Every Day
Writing inspired by and song written by Rascal Flatts
Dedicated to my only remaining real life friend from elementary school who stood by me, helped me up when he detected the slightest hint I was upset, and always did what was right for others even if it meant having to sacrifice something he loved.
You could have bowed out gracefully
But you didn't
You knew enough to know to leave well enough alone
But you wouldn't
I drive myself crazy trying to stay out of my own way
The messes that i made
But my secrets are so safe
The only one who gets me
Yeah, you get me
It's amazing to me
He never gave up, even though I was one of a large temper and sometimes so hyperactive to the point of annoyance. He never got so frustrated to the point of using an angry tone of voice and giving me the silent treatment. He rarely gave me the blame, even if he knew it was my fault and not his. Everything he did was completely opposite of what most people our age did nowadays. Somehow, he had maintained his kindness throughout everything we had been through.
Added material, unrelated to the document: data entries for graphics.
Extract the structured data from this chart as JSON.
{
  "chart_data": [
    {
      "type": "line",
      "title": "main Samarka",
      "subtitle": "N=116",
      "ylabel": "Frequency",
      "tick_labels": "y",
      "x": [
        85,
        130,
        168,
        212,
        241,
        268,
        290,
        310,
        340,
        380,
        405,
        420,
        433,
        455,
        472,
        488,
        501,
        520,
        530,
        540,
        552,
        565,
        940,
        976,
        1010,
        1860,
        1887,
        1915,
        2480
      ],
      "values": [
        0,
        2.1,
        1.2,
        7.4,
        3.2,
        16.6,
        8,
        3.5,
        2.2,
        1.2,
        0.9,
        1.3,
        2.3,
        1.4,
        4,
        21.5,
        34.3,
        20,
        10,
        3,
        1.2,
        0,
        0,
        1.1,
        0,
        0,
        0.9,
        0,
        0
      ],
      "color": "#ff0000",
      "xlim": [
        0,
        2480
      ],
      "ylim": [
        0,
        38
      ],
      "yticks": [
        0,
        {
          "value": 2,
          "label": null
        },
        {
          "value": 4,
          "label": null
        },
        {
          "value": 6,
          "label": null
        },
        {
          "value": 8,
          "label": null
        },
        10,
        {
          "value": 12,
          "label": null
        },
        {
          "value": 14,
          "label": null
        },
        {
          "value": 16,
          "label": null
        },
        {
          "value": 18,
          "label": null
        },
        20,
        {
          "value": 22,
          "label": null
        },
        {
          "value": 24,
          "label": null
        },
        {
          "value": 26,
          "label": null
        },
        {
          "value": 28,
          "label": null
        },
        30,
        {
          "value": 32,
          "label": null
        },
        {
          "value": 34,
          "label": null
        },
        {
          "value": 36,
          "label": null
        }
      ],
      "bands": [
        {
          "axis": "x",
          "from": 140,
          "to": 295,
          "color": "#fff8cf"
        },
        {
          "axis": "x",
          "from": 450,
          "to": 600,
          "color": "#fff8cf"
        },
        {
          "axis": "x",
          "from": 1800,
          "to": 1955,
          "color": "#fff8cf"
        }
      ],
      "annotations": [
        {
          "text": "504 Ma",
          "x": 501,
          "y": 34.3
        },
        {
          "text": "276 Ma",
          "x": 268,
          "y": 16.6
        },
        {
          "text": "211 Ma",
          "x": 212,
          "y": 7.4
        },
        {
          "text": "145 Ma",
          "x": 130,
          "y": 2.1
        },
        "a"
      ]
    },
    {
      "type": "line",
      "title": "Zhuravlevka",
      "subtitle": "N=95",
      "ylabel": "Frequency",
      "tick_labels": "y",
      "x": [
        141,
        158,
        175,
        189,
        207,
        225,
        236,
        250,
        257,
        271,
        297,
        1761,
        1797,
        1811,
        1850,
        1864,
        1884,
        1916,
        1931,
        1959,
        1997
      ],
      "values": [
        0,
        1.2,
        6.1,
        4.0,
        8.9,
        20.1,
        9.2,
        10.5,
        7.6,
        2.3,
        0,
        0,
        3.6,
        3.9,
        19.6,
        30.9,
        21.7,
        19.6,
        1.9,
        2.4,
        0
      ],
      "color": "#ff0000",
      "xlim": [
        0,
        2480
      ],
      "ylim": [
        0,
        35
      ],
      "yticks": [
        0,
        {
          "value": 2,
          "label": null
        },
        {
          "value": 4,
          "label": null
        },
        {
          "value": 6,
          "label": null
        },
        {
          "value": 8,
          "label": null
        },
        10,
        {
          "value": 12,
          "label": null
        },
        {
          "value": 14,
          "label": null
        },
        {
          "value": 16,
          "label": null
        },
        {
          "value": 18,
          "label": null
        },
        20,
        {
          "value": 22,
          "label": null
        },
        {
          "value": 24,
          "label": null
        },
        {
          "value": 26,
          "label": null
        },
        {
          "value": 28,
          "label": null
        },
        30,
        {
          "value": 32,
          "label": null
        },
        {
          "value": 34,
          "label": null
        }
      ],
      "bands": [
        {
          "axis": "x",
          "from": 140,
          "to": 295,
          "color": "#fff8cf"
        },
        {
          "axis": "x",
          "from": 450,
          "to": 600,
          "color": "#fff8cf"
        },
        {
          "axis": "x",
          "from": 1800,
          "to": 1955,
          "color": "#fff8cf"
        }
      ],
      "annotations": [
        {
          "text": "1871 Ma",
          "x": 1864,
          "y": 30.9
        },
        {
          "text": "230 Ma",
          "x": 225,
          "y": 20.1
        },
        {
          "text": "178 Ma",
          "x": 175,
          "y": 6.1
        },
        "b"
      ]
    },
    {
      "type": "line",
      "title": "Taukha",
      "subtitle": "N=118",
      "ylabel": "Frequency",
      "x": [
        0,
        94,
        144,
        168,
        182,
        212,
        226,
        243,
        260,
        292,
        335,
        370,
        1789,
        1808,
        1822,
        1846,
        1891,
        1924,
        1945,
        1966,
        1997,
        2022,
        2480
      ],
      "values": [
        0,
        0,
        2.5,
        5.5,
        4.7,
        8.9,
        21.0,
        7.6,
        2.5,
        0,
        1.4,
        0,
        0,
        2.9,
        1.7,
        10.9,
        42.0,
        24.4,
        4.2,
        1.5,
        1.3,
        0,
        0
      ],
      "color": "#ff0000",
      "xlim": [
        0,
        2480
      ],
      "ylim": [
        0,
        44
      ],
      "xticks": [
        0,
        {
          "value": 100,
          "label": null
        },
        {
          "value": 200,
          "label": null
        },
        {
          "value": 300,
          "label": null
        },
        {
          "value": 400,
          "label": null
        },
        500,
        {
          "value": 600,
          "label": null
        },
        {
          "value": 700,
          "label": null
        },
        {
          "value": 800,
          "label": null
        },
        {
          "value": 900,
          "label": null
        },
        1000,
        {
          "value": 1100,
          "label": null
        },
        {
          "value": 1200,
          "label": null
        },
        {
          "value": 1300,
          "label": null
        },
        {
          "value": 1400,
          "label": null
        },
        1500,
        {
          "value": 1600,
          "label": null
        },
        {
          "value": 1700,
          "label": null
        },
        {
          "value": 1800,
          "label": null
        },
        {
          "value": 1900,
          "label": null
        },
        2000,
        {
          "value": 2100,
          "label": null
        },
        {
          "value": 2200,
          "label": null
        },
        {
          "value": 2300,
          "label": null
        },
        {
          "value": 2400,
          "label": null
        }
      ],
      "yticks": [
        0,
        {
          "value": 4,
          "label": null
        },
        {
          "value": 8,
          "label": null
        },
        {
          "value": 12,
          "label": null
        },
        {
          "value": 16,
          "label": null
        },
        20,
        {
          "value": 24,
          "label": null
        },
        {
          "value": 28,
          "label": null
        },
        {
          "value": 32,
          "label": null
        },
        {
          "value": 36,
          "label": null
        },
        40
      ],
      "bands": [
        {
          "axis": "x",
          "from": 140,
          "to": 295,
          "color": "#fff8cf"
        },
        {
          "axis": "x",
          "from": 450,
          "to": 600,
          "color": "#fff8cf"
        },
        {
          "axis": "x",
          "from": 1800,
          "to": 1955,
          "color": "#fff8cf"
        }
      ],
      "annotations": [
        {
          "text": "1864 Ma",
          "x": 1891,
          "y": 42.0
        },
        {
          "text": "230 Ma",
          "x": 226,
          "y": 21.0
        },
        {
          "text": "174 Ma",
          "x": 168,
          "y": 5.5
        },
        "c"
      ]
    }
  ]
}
There was my first long-term best friend who never really understood me. She hated him, and even though I was once friends with her, he never let her tear our friendship. Then came my other ex-friend, who used lies to try and pry us apart out of her own dirty hatred. He told me what was true, and I didn't believe him even after everything. Everything I could have thrown out, and everything I could have lost. Lie after lie after lie, and even when the truth emerged from the shadows it had been contained to and I had apologized with all my heart, he forgave me. He was forgiving...a trait I wished I could have. When I said something, half the time someone would say 'weirdo' like they wanted to hurt me. But when I spoke to him, he said it in a way that laughed lightly and told me that he didn't really mean it...because he understood me.
Even now, as summer fades away and we walk into a new year, surrounded by new friends, he's the one who gets me the most. Never did I think I'd be able to call him my best friend, but he deserves everything that's wonderful in the world for what he does.
How every day
every day
every day
You save my life
I come around all broken down and crowded out
And you are a comfort
Sometimes the place I go is so deep and dark and desperate
I don't know
I don't know
Sometimes I felt like a set of colored pencils on a stark white sheet of paper. When I'm blue and on the verge of tears, no matter how hard I tried, he'd always know something wasn't right. No matter how stubborn I would act, he'd persist, and the way he gives a caring glance to anyone in trouble makes you want to tell him everything. Whenever I'm yellow, brilliantly jumping for joy, he'll want to share in my happiness and when he knows, he'll be happy for me.
There was the time I was hurt in gym, because of something someone said. I walked away and spent most of my time alone, almost crying because it seemed like they didn't care. My sensitivity was obvious, but my sadness wasn't. Throw the ball...get it in the net...walk to the back. My heart didn't have the spirit anymore- that's how sensitive I was/am- and I sat against the wall. Who else was to come over but him, and there's no doubt that he deserves the best the world can give him. Surrounded by sweaty, rushing kids, he'll push past them, sit next to me, and comfort. He'd be the one who cheered me up and would take the step that would fix everything. That day, he did fix it. He fixed everything, and I'm ashamed of myself that I never got the chance to give it back to him.
Whenever I tried to give him comfort, he always refused. He never wanted to let his own troubles interfere with someone else's mood. He deserved just as much comfort as he gave.
How every day
every day
every day
You save my life
Sometimes I swear I don't know if I am coming or going
But you always say something without even knowing
That I am hanging onto your words with all my might
And it's alright
Yeah I am alright
For one more night
Every day
I don't think he knows how much he does for everyone each day. Even though people call him things that I know hurt him inside, he'll always stay strong and be the rope that keeps everyone from falling. It's just his nature that makes him that way, and I'm envious how easily he's nice- how he never tries and he just makes the people around him happy. Never in my life would I have imagined to still be the same way he was five years ago when I met him- happy, caring, and funny...but most of all, supportive.
Every day
Every day
Every day
Every day
Every day
Every day
Every day
You save me
You save me
Na na na na na na-ah
Every day
Every day
Every day
Every day he saves me from whatever cruel joke that gets thrown my way. Every day I thank the world that he's my friend. Every day he saves me something, even if it's my own frightened thoughts of failure. He's my best friend.